The earlier evaluations of rilpivirine pharmacokinetics during pregnancy focused only on total rilpivirine [11, 12]. In the current study, which included assessment of unbound (pharmacodynamically active) rilpivirine, the decreases in exposure seen during pregnancy were less pronounced for unbound rilpivirine compared with total rilpivirine, although the differences were limited. Rilpivirine is approximately 99.7% bound to plasma proteins, primarily albumin [13]; however, changes in plasma protein content during pregnancy only had a limited impact on the fraction of unbound rilpivirine.
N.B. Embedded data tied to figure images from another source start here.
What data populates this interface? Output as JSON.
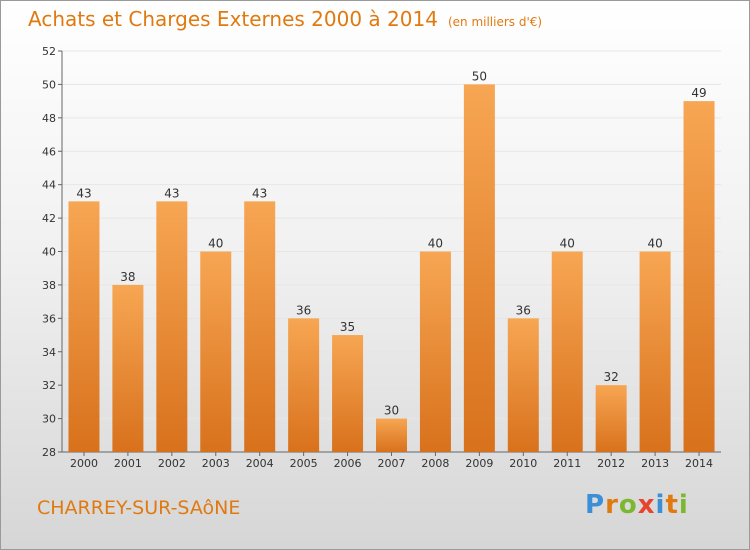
{
  "header": {
    "title": "Achats et Charges Externes 2000 à 2014",
    "unit": "(en milliers d'€)"
  },
  "footer": {
    "commune": "CHARREY-SUR-SAôNE",
    "logo_letters": [
      "P",
      "r",
      "o",
      "x",
      "i",
      "t",
      "i"
    ],
    "logo_colors": [
      "#3a8fd6",
      "#e07a10",
      "#7cb82f",
      "#e8432e",
      "#3a8fd6",
      "#e07a10",
      "#7cb82f"
    ]
  },
  "colors": {
    "bar_light": "#f7a653",
    "bar_dark": "#d8711c",
    "grid": "#e6e6e6",
    "accent": "#e07a10"
  },
  "chart_data": {
    "type": "bar",
    "categories": [
      "2000",
      "2001",
      "2002",
      "2003",
      "2004",
      "2005",
      "2006",
      "2007",
      "2008",
      "2009",
      "2010",
      "2011",
      "2012",
      "2013",
      "2014"
    ],
    "values": [
      43,
      38,
      43,
      40,
      43,
      36,
      35,
      30,
      40,
      50,
      36,
      40,
      32,
      40,
      49
    ],
    "title": "Achats et Charges Externes 2000 à 2014",
    "xlabel": "",
    "ylabel": "",
    "ylim": [
      28,
      52
    ],
    "yticks": [
      28,
      30,
      32,
      34,
      36,
      38,
      40,
      42,
      44,
      46,
      48,
      50,
      52
    ],
    "grid": true,
    "legend": "none"
  }
}
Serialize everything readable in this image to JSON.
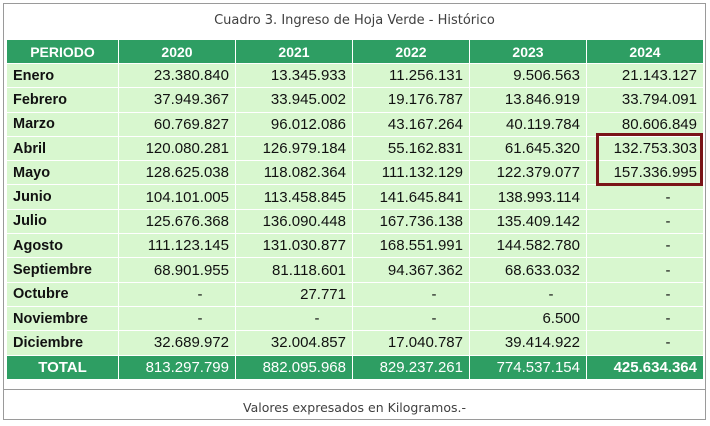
{
  "title": "Cuadro 3. Ingreso de Hoja Verde - Histórico",
  "footer": "Valores expresados en Kilogramos.-",
  "header": {
    "period": "PERIODO",
    "years": [
      "2020",
      "2021",
      "2022",
      "2023",
      "2024"
    ]
  },
  "rows": [
    {
      "month": "Enero",
      "values": [
        "23.380.840",
        "13.345.933",
        "11.256.131",
        "9.506.563",
        "21.143.127"
      ]
    },
    {
      "month": "Febrero",
      "values": [
        "37.949.367",
        "33.945.002",
        "19.176.787",
        "13.846.919",
        "33.794.091"
      ]
    },
    {
      "month": "Marzo",
      "values": [
        "60.769.827",
        "96.012.086",
        "43.167.264",
        "40.119.784",
        "80.606.849"
      ]
    },
    {
      "month": "Abril",
      "values": [
        "120.080.281",
        "126.979.184",
        "55.162.831",
        "61.645.320",
        "132.753.303"
      ]
    },
    {
      "month": "Mayo",
      "values": [
        "128.625.038",
        "118.082.364",
        "111.132.129",
        "122.379.077",
        "157.336.995"
      ]
    },
    {
      "month": "Junio",
      "values": [
        "104.101.005",
        "113.458.845",
        "141.645.841",
        "138.993.114",
        "-"
      ]
    },
    {
      "month": "Julio",
      "values": [
        "125.676.368",
        "136.090.448",
        "167.736.138",
        "135.409.142",
        "-"
      ]
    },
    {
      "month": "Agosto",
      "values": [
        "111.123.145",
        "131.030.877",
        "168.551.991",
        "144.582.780",
        "-"
      ]
    },
    {
      "month": "Septiembre",
      "values": [
        "68.901.955",
        "81.118.601",
        "94.367.362",
        "68.633.032",
        "-"
      ]
    },
    {
      "month": "Octubre",
      "values": [
        "-",
        "27.771",
        "-",
        "-",
        "-"
      ]
    },
    {
      "month": "Noviembre",
      "values": [
        "-",
        "-",
        "-",
        "6.500",
        "-"
      ]
    },
    {
      "month": "Diciembre",
      "values": [
        "32.689.972",
        "32.004.857",
        "17.040.787",
        "39.414.922",
        "-"
      ]
    }
  ],
  "total": {
    "label": "TOTAL",
    "values": [
      "813.297.799",
      "882.095.968",
      "829.237.261",
      "774.537.154",
      "425.634.364"
    ]
  },
  "colors": {
    "header_bg": "#2e9e63",
    "cell_bg": "#d8f7cf",
    "highlight_border": "#7a1418"
  }
}
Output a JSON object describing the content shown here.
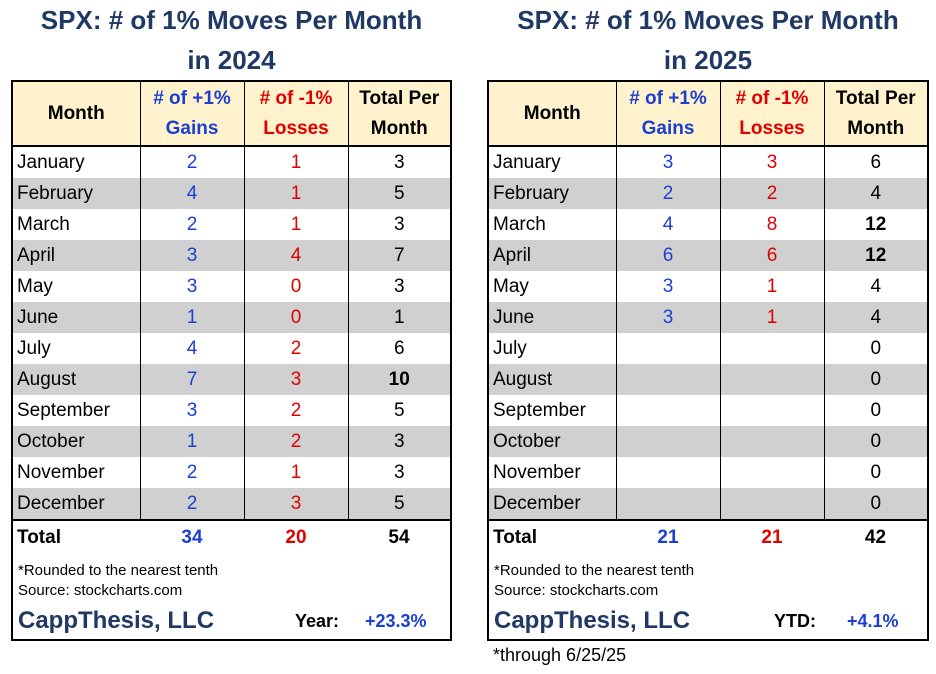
{
  "left": {
    "title_line1": "SPX:  # of 1% Moves Per Month",
    "title_line2": "in 2024",
    "headers": [
      "Month",
      "# of +1%",
      "Gains",
      "# of -1%",
      "Losses",
      "Total Per",
      "Month"
    ],
    "rows": [
      {
        "month": "January",
        "gains": "2",
        "losses": "1",
        "total": "3",
        "bold": false
      },
      {
        "month": "February",
        "gains": "4",
        "losses": "1",
        "total": "5",
        "bold": false
      },
      {
        "month": "March",
        "gains": "2",
        "losses": "1",
        "total": "3",
        "bold": false
      },
      {
        "month": "April",
        "gains": "3",
        "losses": "4",
        "total": "7",
        "bold": false
      },
      {
        "month": "May",
        "gains": "3",
        "losses": "0",
        "total": "3",
        "bold": false
      },
      {
        "month": "June",
        "gains": "1",
        "losses": "0",
        "total": "1",
        "bold": false
      },
      {
        "month": "July",
        "gains": "4",
        "losses": "2",
        "total": "6",
        "bold": false
      },
      {
        "month": "August",
        "gains": "7",
        "losses": "3",
        "total": "10",
        "bold": true
      },
      {
        "month": "September",
        "gains": "3",
        "losses": "2",
        "total": "5",
        "bold": false
      },
      {
        "month": "October",
        "gains": "1",
        "losses": "2",
        "total": "3",
        "bold": false
      },
      {
        "month": "November",
        "gains": "2",
        "losses": "1",
        "total": "3",
        "bold": false
      },
      {
        "month": "December",
        "gains": "2",
        "losses": "3",
        "total": "5",
        "bold": false
      }
    ],
    "total": {
      "label": "Total",
      "gains": "34",
      "losses": "20",
      "total": "54"
    },
    "note1": "*Rounded to the nearest tenth",
    "note2": "Source: stockcharts.com",
    "brand": "CappThesis, LLC",
    "perf_label": "Year:",
    "perf_value": "+23.3%"
  },
  "right": {
    "title_line1": "SPX:  # of 1% Moves Per Month",
    "title_line2": "in 2025",
    "headers": [
      "Month",
      "# of +1%",
      "Gains",
      "# of -1%",
      "Losses",
      "Total Per",
      "Month"
    ],
    "rows": [
      {
        "month": "January",
        "gains": "3",
        "losses": "3",
        "total": "6",
        "bold": false
      },
      {
        "month": "February",
        "gains": "2",
        "losses": "2",
        "total": "4",
        "bold": false
      },
      {
        "month": "March",
        "gains": "4",
        "losses": "8",
        "total": "12",
        "bold": true
      },
      {
        "month": "April",
        "gains": "6",
        "losses": "6",
        "total": "12",
        "bold": true
      },
      {
        "month": "May",
        "gains": "3",
        "losses": "1",
        "total": "4",
        "bold": false
      },
      {
        "month": "June",
        "gains": "3",
        "losses": "1",
        "total": "4",
        "bold": false
      },
      {
        "month": "July",
        "gains": "",
        "losses": "",
        "total": "0",
        "bold": false
      },
      {
        "month": "August",
        "gains": "",
        "losses": "",
        "total": "0",
        "bold": false
      },
      {
        "month": "September",
        "gains": "",
        "losses": "",
        "total": "0",
        "bold": false
      },
      {
        "month": "October",
        "gains": "",
        "losses": "",
        "total": "0",
        "bold": false
      },
      {
        "month": "November",
        "gains": "",
        "losses": "",
        "total": "0",
        "bold": false
      },
      {
        "month": "December",
        "gains": "",
        "losses": "",
        "total": "0",
        "bold": false
      }
    ],
    "total": {
      "label": "Total",
      "gains": "21",
      "losses": "21",
      "total": "42"
    },
    "note1": "*Rounded to the nearest tenth",
    "note2": "Source: stockcharts.com",
    "brand": "CappThesis, LLC",
    "perf_label": "YTD:",
    "perf_value": "+4.1%"
  },
  "footnote": "*through 6/25/25",
  "colors": {
    "title": "#1f3864",
    "gain": "#1b3fd1",
    "loss": "#e00000",
    "header_bg": "#fff2cc",
    "alt_row_bg": "#d0d0d0"
  }
}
Rilpivirine had a favorable safety/tolerability profile in pregnant women; none of the maternal AEs were considered by the investigator to be at least possibly related to study medication and there were no discontinuations due to an AE. Importantly, despite decreased rilpivirine exposure during pregnancy, treatment was effective in suppressing HIV-1 infection in pregnant women and preventing mother-to-child transmission. No perinatal virus transmission was observed for any of the 10 infants with available data, consistent with previous studies [11, 12]. Individual cord/maternal plasma ratios of total rilpivirine on the day of delivery were also in the range of previous observations [median (range) 0.55 (0.3–0.8)] [12]. Moreover, rilpivirine was generally safe and well tolerated in infants; all infant AEs were mild in severity and none were considered by the investigator to be related to study medication or HIV infection. These results are similar to those of previous clinical studies assessing rilpivirine exposure in pregnant women.
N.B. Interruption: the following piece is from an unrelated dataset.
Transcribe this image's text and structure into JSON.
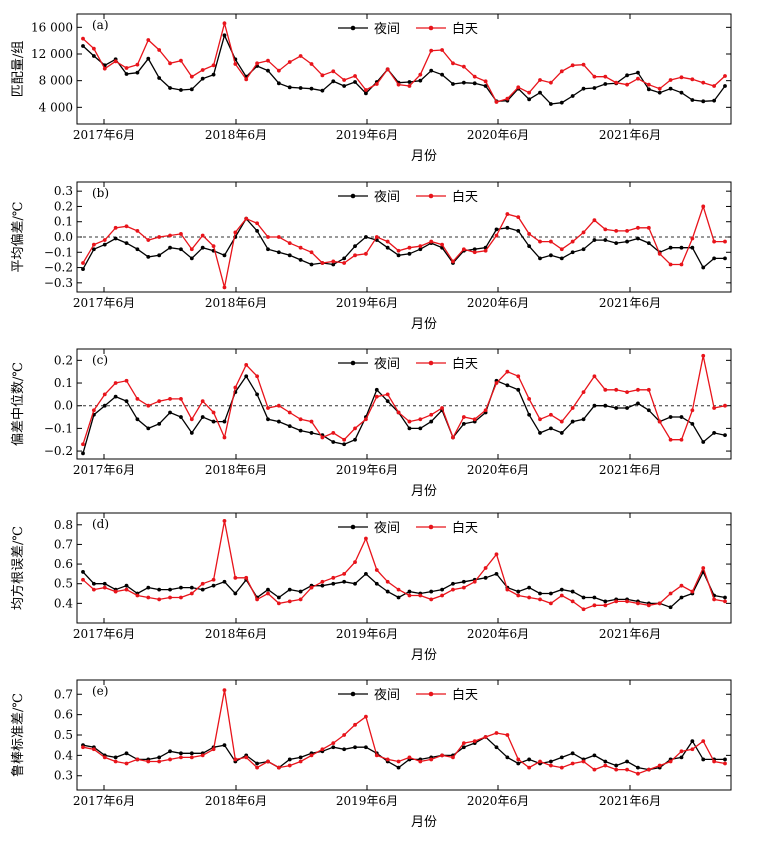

This study was limited in some ways. The population size was small and data collection began after the first trimester of pregnancy. In addition, study medication administration was only observed on days in which women visited the clinic, and thus adherence during the study may have been incomplete for some women.

Conclusion

In summary, these study findings demonstrated that rilpivirine exposure was lower during pregnancy compared with postpartum, and the decrease was less pronounced for unbound rilpivirine compared with total rilpivirine. Despite this decrease in exposure, treatment with rilpivirine 25 mg qd was effective in preventing mother-to-child virus transmission and in suppressing HIV-1 RNA in pregnant women in this study. Rilpivirine was generally safe and well tolerated in both women and their infants during pregnancy. Similar findings have been reported in other studies with rilpivirine in pregnant women [11, 12]. Together, these results suggest that rilpivirine 25 mg qd, as part of individualized cART, may be an appropriate option for HIV-1–infected pregnant women with close virologic monitoring.